Reading over what I’ve put down so far makes me conscious of many imbalances and omissions, but there isn’t too much I can do about them. I do, though, want to point out sooner rather than later that my sexual life has not been entirely made up of the sorts of Fermating activities I just described at the library. Rhody and I had good, friendly sex (though I tended to talk too much throughout, perhaps), real-time sex, and we were together for long enough, a little over sixteen months, that we were able to marvel at how many incremental variations a couple could come up with — variations so minor that they couldn’t really be codified. It wasn’t a question of distinct “positions” but of — I don’t know — crystals grown in slightly different concentrations of a reagent, or grown in the presence of one or more trace impurities, or grown while subjected to faintly stronger or weaker gravitational fields. And we did even from time to time try new things, in the textbook sexual sense. I cut an unpeeled avocado in half one Sunday, along its poles, and pulled it apart so that one half held the blunt, slimy seed. Though not a devotee of food-sex mixtures as a general rule (not whipped cream, not peanut butter, not champagne), I do think avocado flesh is so extremely similar in its slippery bland softness to the labial rheology that it makes sense for a woman to cup half of one in her hand and press it against herself so that the big nub of the seed noses at her natcho.

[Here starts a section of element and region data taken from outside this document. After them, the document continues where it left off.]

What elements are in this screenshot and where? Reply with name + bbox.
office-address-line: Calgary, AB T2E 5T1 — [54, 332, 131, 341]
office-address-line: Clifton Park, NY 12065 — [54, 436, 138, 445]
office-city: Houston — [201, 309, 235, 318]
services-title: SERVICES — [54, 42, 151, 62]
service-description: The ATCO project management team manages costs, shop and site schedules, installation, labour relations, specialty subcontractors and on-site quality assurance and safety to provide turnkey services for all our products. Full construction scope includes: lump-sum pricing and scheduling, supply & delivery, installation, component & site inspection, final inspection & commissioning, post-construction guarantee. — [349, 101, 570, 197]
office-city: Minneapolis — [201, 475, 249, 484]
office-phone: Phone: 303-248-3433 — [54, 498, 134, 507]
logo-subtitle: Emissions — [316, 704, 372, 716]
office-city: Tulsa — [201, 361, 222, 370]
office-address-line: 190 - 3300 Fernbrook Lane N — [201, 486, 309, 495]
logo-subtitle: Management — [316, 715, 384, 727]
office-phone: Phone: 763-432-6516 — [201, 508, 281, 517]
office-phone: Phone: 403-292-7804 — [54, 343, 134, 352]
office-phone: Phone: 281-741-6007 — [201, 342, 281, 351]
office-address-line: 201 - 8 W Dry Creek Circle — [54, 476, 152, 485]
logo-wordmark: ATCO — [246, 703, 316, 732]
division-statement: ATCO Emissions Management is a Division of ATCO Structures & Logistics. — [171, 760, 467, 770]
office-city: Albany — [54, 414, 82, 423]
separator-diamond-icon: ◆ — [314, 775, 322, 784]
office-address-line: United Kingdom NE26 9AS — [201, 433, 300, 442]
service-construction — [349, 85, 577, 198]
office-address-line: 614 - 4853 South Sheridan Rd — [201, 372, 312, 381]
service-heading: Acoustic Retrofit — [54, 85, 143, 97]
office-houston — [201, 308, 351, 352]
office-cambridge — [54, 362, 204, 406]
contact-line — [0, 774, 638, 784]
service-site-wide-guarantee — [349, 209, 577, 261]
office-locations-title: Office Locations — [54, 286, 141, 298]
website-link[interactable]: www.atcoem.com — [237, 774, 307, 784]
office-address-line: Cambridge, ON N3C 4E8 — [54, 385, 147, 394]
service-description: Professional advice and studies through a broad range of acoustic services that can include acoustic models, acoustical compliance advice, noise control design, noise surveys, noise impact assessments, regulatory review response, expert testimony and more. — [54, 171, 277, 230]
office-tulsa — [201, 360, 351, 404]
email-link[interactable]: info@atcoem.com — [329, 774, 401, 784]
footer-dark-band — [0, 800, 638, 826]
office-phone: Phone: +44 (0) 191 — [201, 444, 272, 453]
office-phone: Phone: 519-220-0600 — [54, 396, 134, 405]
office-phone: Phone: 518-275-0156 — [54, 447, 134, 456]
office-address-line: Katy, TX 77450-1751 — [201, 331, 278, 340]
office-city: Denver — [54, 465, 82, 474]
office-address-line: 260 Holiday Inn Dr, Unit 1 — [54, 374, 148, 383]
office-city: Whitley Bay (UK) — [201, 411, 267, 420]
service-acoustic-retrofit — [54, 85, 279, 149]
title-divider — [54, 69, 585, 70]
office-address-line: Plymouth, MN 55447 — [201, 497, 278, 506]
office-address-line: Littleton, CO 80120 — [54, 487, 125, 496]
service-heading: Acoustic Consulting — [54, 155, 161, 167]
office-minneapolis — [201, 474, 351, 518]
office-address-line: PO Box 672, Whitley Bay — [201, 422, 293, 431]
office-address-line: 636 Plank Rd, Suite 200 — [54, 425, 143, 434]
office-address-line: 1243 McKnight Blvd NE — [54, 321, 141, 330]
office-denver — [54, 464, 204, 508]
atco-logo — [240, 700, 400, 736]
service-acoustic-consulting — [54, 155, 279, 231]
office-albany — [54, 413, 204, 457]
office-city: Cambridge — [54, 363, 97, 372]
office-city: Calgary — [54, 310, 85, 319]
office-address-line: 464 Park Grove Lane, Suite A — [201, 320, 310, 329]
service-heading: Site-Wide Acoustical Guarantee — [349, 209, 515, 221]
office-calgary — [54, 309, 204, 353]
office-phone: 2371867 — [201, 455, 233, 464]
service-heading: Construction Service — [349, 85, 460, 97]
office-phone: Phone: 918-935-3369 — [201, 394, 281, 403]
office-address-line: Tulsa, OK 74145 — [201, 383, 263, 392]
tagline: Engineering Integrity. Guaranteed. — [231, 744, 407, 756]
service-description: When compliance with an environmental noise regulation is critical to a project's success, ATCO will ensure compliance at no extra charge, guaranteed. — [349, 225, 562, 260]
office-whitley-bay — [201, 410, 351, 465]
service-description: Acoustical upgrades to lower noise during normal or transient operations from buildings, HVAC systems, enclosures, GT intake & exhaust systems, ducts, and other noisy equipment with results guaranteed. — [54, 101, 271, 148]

Rhody seemed to like it, and I was gung-ho, too — but while I was testing out our new guacamole recipe I had the further idea of cutting a small hole in the avocado skin and stuffing Rhody’s electric toothbrush at an angle into the fresh flesh so that the brush head was buried somewhere near the seed. That was how she good-naturedly came, in fact, and came big, holding the humming toothbrush-driven avocado-half between her legs while I played with the wisps of hair at the nape of her neck. I record this here in passing so that I won’t seem, with all of my somewhat aberrant sneaking and skulking in the Cleft, totally devoid of more typical sexual instincts.